2008-09-04

ひとはなぜ服を着るのか

ひとはなぜ服を着るのか』(鷲田清一)を読みました。著者の本は多数読んでいますが、どうも僕には違和感があります。うまく合わない、というかなんと言うか。結局ロラン・バルトと考察対象の時代・場所以外に何が違うのかという感想を持ってしまうのです。多分著者は優れた哲学者なのでしょうけど(めちゃエロいおっさんやで、という意見を学会で同席した友人から聞いたこともあります)、ぴんとこないのです。その点、三浦雅士さんの『身体の零度』はエキサイティングでしたから、単に合わないのだと思います。

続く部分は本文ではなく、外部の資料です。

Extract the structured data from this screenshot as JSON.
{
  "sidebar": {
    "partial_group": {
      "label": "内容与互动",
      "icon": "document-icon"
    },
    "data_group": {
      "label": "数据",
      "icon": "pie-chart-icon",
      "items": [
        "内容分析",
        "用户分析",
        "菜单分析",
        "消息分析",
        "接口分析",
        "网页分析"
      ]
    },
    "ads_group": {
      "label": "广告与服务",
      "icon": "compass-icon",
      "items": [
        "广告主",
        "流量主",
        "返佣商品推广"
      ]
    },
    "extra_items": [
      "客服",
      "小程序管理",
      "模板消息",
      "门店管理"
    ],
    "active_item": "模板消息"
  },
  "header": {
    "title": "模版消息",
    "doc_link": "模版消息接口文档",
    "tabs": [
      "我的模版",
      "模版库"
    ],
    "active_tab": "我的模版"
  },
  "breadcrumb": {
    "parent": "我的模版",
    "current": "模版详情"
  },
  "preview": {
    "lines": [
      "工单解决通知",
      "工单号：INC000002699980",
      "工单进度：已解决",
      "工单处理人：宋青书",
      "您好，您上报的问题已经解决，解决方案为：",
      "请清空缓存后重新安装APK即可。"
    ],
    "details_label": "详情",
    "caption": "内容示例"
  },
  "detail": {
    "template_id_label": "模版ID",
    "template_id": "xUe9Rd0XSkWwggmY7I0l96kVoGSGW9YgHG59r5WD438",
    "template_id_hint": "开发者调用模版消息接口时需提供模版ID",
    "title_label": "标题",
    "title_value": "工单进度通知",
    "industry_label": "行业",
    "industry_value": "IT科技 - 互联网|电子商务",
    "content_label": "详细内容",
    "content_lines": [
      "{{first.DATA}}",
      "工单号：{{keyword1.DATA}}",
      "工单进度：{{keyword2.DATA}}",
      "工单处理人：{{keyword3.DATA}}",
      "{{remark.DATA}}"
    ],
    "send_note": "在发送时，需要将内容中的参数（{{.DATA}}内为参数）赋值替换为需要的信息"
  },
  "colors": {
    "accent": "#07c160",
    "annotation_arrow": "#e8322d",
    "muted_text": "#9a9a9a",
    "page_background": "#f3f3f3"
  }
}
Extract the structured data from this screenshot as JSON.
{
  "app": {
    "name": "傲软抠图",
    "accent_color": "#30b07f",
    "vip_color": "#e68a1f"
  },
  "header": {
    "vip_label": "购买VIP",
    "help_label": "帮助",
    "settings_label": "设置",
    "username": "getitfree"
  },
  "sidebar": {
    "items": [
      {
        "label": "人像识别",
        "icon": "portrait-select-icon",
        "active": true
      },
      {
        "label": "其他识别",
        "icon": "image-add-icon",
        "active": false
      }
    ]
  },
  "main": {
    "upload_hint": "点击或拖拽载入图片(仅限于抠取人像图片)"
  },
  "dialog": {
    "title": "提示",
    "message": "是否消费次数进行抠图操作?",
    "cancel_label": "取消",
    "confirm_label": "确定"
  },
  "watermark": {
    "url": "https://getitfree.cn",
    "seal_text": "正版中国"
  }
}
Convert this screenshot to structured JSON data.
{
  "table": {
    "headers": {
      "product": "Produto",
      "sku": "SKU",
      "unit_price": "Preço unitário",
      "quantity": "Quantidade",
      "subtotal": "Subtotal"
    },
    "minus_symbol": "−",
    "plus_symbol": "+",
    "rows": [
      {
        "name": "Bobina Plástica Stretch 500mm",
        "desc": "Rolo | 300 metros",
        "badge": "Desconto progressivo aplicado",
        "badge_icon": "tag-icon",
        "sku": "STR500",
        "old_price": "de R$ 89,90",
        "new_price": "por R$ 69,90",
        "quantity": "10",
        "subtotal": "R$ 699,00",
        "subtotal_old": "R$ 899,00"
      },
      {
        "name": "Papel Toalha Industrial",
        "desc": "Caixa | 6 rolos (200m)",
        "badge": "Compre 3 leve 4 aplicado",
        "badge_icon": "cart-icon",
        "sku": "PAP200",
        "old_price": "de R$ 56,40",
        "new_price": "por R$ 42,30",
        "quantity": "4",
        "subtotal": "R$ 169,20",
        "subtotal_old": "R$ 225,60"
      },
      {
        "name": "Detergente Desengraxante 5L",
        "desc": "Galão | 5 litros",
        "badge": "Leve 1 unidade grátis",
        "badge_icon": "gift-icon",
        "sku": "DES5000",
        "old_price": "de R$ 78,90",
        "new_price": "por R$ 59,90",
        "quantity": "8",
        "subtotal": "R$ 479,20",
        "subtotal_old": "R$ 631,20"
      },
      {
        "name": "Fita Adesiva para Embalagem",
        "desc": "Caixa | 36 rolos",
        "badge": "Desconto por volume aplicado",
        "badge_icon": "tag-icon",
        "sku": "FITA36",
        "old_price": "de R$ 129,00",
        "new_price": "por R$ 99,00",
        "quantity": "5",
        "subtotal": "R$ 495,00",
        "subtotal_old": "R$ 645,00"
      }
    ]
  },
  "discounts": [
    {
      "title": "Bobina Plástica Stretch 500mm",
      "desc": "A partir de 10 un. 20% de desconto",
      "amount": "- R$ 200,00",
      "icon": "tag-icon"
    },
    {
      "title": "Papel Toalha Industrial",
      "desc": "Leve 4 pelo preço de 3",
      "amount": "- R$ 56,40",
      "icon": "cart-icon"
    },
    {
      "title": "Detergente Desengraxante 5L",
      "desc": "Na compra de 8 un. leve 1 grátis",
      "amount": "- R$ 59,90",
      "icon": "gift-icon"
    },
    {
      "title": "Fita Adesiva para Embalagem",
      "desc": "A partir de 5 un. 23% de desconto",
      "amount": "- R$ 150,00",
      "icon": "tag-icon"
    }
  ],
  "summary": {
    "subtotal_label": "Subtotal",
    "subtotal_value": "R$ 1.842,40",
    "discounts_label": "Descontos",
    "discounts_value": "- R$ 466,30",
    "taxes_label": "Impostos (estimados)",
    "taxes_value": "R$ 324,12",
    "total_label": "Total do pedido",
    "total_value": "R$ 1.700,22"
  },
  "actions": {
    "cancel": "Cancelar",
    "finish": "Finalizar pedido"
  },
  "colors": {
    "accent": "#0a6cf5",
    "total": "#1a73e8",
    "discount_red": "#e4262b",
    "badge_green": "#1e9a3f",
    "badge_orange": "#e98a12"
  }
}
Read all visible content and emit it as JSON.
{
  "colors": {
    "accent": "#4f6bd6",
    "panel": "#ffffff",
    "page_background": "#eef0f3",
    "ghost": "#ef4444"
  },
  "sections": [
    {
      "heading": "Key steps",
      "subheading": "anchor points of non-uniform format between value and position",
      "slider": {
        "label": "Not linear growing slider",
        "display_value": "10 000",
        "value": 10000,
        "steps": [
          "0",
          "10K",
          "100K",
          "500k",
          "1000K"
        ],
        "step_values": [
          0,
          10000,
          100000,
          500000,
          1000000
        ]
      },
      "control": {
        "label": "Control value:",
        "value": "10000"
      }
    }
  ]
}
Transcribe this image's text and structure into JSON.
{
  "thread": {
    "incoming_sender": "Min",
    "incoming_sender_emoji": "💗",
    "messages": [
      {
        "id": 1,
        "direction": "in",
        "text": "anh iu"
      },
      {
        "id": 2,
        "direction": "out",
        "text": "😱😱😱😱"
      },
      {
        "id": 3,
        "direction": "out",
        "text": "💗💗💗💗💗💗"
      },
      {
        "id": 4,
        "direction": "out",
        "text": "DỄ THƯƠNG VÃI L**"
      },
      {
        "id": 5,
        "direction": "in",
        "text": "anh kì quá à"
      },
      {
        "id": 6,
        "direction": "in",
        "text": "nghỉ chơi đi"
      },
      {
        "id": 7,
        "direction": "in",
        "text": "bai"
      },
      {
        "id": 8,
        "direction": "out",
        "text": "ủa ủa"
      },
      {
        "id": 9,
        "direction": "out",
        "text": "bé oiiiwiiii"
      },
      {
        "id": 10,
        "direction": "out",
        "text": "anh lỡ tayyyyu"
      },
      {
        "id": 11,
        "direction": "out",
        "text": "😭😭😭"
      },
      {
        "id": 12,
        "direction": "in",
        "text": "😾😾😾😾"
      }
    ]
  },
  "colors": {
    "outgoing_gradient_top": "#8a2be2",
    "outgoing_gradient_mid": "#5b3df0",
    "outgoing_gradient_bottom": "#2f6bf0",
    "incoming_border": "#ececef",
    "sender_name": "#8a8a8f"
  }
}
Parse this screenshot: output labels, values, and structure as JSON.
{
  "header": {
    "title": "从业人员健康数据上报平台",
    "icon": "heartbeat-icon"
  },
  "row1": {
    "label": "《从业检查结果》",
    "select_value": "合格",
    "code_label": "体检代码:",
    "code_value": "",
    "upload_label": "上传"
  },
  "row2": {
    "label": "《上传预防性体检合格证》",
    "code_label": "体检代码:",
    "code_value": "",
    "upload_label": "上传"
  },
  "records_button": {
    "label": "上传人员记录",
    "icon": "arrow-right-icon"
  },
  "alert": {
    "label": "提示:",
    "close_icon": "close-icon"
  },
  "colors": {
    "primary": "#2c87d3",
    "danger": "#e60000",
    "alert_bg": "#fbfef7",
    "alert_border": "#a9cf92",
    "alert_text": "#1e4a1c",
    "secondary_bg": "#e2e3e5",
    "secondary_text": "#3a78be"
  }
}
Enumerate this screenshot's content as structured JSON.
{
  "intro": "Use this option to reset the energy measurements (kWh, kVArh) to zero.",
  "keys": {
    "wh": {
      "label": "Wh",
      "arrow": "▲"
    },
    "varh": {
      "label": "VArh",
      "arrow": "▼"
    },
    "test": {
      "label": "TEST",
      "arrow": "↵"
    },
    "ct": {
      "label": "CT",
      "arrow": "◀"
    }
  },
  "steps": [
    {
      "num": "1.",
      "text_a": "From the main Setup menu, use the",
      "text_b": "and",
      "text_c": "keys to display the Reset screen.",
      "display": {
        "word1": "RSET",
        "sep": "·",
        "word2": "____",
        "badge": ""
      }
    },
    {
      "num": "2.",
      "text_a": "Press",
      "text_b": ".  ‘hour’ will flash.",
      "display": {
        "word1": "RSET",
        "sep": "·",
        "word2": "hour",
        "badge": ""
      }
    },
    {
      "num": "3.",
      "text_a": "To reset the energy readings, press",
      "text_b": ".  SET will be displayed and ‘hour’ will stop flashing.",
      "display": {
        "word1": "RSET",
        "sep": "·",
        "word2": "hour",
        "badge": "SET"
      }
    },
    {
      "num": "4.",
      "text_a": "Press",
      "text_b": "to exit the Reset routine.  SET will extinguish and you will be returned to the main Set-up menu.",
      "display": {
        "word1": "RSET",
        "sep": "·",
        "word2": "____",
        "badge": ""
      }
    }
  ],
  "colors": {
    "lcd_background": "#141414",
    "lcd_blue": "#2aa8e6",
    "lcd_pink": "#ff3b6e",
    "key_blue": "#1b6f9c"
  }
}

感想としては、つまるところ、衣服は人間の第二の皮膚である、ということをしつこく問いかけているだけです。そしてそれらの文章はどこかで読んだことのあるような文章で、おしゃべりなおじさんが管を巻いているように感じられました。まあ多数の著作をものしている筆者のことですから、僕がどこかでそれに触れている可能性が高い、というだけのことかもしれませんが、かつての著作と何が違う、というところもあります。

あまり好印象を受けませんでした。詳細に中身を詰めようとしても、まるでばらばらのテキストが著者の感覚で一連の文章になって、そこには明確な論理的なつながりがないかのようです。

ところで、この本を手に取ったきっかけは、「人はなぜ服をあえて着ないことがあるのか」という疑問に端を発しましたが、その視点はすっぽりと無視されているようです。